И теперь вопрос, которым я задаюсь, прежде всего таков: когда все случилось именно так?

Сначала я был дурацким смешным ребенком, любящим убегать от своих проблем, потом беспутным юношей, затем талантливым воином, потом скандальным политиком, и так далее, и тому подобное, и ни одно из этих состояний, проявившись, уже не исчезало.

Но когда груз этих состояний стал невыносимым и повернул мою судьбу? С самого начала? С того момента, как я стал много пить? Когда я уехал с Габинием? Когда я стал народным трибуном?

Мне кажется, что чуточку позже последнего, во время гражданской войны, когда я остался в Риме, а Цезарь отправился в Испанию. Очень недальновидное решение, я понимал это даже тогда. Я страстно желал отправиться за Цезарем и зубами вырвать для него победу, я мог это сделать, у меня были талант и смелость, и боевой опыт. Дома же, в Риме, меня не любили сенаторы, и обо мне уже давно ходила дурная слава. Я прекрасно понимал, что мне будет нелегко и, в первую очередь, из-за скуки.

В мои обязанности входили такие невероятные, завораживающие и остросюжетные вещи, как: хлебные поставки, организация флота, поддержание правопорядка, и так далее и тому подобное. Можешь себе представить, в каком я был восторге?

Но, милый друг, политика есть политика. Мне уже хотелось власти, я вкусил ее и не мог теперь без нее жить. Я был не слишком к ней готов, но страстно желал ее. И, если мои обязанности казались мне скучными и утомительными, то само назначение льстило. Хоть я и предпочел бы стяжать славу на поле брани, мне нравилось наслаждаться своим важным положением.

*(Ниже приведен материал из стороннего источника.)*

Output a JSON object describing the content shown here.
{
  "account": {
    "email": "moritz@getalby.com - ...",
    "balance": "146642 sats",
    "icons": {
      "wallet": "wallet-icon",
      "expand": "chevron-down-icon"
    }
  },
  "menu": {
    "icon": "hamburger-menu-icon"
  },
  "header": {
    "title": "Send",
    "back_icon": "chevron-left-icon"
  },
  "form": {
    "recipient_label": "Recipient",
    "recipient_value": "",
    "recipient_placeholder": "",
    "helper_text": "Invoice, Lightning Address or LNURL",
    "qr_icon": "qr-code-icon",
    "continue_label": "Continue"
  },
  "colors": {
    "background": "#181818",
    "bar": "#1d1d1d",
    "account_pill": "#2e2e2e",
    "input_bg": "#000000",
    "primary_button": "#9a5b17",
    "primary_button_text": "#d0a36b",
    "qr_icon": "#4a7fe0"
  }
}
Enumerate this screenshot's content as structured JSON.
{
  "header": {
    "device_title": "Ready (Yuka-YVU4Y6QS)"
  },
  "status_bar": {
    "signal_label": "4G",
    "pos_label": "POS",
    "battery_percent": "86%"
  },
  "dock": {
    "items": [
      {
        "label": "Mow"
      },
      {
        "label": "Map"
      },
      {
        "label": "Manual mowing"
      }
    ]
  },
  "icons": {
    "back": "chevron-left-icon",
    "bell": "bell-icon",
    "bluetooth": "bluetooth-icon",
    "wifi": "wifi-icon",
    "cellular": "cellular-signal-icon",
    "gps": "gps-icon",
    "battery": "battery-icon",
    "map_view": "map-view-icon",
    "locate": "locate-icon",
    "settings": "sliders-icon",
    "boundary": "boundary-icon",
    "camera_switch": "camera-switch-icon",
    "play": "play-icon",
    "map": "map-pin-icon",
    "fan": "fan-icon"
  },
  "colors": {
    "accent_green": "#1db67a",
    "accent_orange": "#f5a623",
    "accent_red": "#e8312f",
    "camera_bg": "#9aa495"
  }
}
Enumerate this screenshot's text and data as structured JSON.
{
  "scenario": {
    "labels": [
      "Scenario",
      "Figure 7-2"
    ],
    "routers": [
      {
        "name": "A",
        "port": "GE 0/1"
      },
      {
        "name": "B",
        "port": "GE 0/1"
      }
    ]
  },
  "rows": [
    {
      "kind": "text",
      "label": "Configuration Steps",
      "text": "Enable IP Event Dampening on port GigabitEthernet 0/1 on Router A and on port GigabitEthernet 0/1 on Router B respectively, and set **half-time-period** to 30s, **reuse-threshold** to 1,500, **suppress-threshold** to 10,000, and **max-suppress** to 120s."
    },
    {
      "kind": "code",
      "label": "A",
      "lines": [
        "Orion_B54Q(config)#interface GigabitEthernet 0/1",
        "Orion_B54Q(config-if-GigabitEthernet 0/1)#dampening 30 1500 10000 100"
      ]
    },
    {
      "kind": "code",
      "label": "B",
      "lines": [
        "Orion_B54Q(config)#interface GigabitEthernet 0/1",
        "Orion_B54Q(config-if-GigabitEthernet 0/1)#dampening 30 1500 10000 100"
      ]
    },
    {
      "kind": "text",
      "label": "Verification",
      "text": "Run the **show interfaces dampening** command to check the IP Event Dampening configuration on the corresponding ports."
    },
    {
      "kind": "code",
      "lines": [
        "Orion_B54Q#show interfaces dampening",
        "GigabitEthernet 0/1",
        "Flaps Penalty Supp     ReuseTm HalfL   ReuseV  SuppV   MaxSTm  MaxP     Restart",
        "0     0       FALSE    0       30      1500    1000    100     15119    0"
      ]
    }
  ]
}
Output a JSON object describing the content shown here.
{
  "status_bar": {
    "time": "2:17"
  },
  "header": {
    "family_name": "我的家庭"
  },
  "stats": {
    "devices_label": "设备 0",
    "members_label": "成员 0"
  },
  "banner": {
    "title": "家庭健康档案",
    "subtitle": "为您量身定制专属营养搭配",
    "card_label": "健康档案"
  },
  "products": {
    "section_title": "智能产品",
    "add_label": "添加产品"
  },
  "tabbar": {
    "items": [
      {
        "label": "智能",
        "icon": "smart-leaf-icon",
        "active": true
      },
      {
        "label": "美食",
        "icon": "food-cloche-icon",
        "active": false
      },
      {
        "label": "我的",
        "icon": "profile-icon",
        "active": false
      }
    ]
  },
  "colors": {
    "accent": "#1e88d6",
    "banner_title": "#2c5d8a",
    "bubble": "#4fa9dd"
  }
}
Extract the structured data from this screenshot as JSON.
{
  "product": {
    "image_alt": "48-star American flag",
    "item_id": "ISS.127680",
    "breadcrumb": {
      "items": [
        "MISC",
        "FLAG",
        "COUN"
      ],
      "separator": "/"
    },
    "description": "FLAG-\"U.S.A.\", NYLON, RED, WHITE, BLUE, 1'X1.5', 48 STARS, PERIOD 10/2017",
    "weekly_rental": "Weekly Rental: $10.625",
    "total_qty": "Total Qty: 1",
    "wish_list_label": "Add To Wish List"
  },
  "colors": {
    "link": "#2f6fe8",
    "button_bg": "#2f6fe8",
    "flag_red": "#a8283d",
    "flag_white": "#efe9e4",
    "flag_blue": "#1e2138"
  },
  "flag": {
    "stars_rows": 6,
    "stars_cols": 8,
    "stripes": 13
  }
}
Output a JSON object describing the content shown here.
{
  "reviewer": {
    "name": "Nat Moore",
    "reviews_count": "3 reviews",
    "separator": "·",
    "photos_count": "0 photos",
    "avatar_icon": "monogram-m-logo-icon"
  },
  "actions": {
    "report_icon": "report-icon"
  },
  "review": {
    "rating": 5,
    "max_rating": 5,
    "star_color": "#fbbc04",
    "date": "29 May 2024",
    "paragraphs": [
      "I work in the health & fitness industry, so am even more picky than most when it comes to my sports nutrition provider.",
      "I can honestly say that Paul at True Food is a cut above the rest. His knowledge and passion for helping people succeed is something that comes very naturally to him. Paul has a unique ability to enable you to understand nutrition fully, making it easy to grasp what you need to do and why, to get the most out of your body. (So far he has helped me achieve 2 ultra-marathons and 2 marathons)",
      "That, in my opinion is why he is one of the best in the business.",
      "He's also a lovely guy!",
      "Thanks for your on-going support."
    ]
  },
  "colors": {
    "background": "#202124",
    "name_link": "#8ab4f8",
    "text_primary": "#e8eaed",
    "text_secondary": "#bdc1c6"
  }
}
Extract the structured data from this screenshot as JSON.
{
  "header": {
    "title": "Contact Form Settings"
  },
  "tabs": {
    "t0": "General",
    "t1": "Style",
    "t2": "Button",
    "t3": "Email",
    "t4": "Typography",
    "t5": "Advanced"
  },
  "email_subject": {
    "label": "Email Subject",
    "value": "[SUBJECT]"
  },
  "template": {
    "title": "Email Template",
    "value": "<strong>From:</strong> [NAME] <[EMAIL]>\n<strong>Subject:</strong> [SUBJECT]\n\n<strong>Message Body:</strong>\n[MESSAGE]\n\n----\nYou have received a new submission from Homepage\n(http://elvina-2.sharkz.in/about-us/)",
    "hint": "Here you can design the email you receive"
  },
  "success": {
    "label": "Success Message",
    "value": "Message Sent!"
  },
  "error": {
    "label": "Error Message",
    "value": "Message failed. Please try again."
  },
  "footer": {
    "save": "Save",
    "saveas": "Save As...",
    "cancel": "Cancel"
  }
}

И в этом Цезарь не прогадал. Теперь, будучи чуть старше, чем Цезарь был тогда, я уже понимаю, почему был назначен именно я. Помимо чисто стратегических причин (Цезарю важна была возможность освежить свое войско в нужный момент), имелись причины политические. К примеру, я, с моим отвязным образом жизни, вряд ли мог бы стать достаточно надежным и востребованным человеком в городе, чтобы потом претендовать на власть. И в то же время, я был очарователен и популярен среди солдат, а значит, обладал возможностями поддерживать порядок на улицах и мог рассчитывать на подчинение.

Милый друг, наверное, ты думаешь, что я идеализирую Цезаря. Но такова правда о нем, он никогда не принимал пустых решений. И даже минимально обоснованных решений он тоже не принимал. Все, что делал Цезарь, имело далеко идущие последствия. Он знал, как заставить мир крутиться в нужную ему сторону.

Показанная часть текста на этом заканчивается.